Sutton’s office continues to prosecute people like Castillo (a decorated war veteran with no prior criminal record), destroying lives for political gain, for case stats, even though Sutton himself has been accused of enabling grave transgressions against humanity — such as turning a blind eye to an informant’s role in the torture and murders of more than a dozen people in the House of Death in Juarez, Mexico, and then assisting in the subsequent cover-up of the U.S. government’s role in the bloodshed.

Castillo should have seen it coming, but he was tired of the struggle, and just wanted to rest, and in that moment, when his guard was down, after he failed to appease the bureaucracy with the proper paperwork, they nailed him to the cross.

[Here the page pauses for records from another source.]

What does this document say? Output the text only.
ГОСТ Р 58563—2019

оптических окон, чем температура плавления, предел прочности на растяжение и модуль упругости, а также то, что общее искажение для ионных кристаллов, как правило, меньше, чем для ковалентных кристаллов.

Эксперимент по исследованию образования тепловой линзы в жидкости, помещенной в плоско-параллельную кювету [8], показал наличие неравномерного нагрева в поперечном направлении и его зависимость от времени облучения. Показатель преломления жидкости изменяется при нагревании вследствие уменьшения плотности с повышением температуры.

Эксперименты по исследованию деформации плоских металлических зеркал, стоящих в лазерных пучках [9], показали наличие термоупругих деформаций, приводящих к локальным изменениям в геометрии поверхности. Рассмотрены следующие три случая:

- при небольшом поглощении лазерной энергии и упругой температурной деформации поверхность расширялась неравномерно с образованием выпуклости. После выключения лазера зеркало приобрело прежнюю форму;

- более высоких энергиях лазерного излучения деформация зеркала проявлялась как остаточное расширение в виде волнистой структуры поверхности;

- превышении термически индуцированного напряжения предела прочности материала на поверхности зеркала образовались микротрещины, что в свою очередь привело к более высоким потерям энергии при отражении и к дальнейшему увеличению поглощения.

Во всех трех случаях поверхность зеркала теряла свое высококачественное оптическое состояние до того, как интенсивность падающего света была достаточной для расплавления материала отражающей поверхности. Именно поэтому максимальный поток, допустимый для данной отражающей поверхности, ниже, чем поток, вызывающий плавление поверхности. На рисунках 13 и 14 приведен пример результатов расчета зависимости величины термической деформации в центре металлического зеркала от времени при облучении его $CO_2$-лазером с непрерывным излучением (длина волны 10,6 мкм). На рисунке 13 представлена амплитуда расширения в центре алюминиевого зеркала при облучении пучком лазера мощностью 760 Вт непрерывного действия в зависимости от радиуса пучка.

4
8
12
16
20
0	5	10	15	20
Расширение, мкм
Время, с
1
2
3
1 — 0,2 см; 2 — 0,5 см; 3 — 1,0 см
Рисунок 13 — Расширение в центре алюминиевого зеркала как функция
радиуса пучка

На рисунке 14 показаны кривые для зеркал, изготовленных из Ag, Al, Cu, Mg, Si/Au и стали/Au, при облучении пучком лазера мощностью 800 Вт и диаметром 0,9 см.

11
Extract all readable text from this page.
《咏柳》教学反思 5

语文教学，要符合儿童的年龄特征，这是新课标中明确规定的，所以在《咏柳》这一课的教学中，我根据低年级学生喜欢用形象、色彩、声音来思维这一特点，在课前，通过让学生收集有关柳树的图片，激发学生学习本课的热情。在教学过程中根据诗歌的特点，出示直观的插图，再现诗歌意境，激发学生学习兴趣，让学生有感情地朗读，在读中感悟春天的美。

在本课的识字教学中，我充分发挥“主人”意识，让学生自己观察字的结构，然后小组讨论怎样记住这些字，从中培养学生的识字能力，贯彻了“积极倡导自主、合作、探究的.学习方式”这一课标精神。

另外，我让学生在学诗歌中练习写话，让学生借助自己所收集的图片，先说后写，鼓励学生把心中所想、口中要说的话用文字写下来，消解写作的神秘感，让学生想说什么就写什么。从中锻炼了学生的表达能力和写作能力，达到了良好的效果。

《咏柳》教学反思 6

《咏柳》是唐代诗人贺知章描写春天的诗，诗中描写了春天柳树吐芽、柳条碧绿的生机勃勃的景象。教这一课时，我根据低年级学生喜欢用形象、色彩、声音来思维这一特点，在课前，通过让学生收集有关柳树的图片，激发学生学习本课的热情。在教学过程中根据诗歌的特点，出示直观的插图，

“This is the kind of stuff [Castillo’s case] that happens in nations ruled by dictatorships,” says former DEA commander Gonzalez, who exposed Sutton’s role in the House of Death murders and suffered the swift injustice of retaliation from the minions of the Bush Administration as a result — resulting in Gonzalez being denied deserved promotions and leading him to take an early retirement.

“I’m not surprised this happened in Sutton’s district,” Gonzalez adds. “He and his people did a whole lot of egregious things in the House of Death case, and still they are allowed to go around prosecuting people. It’s amazing.”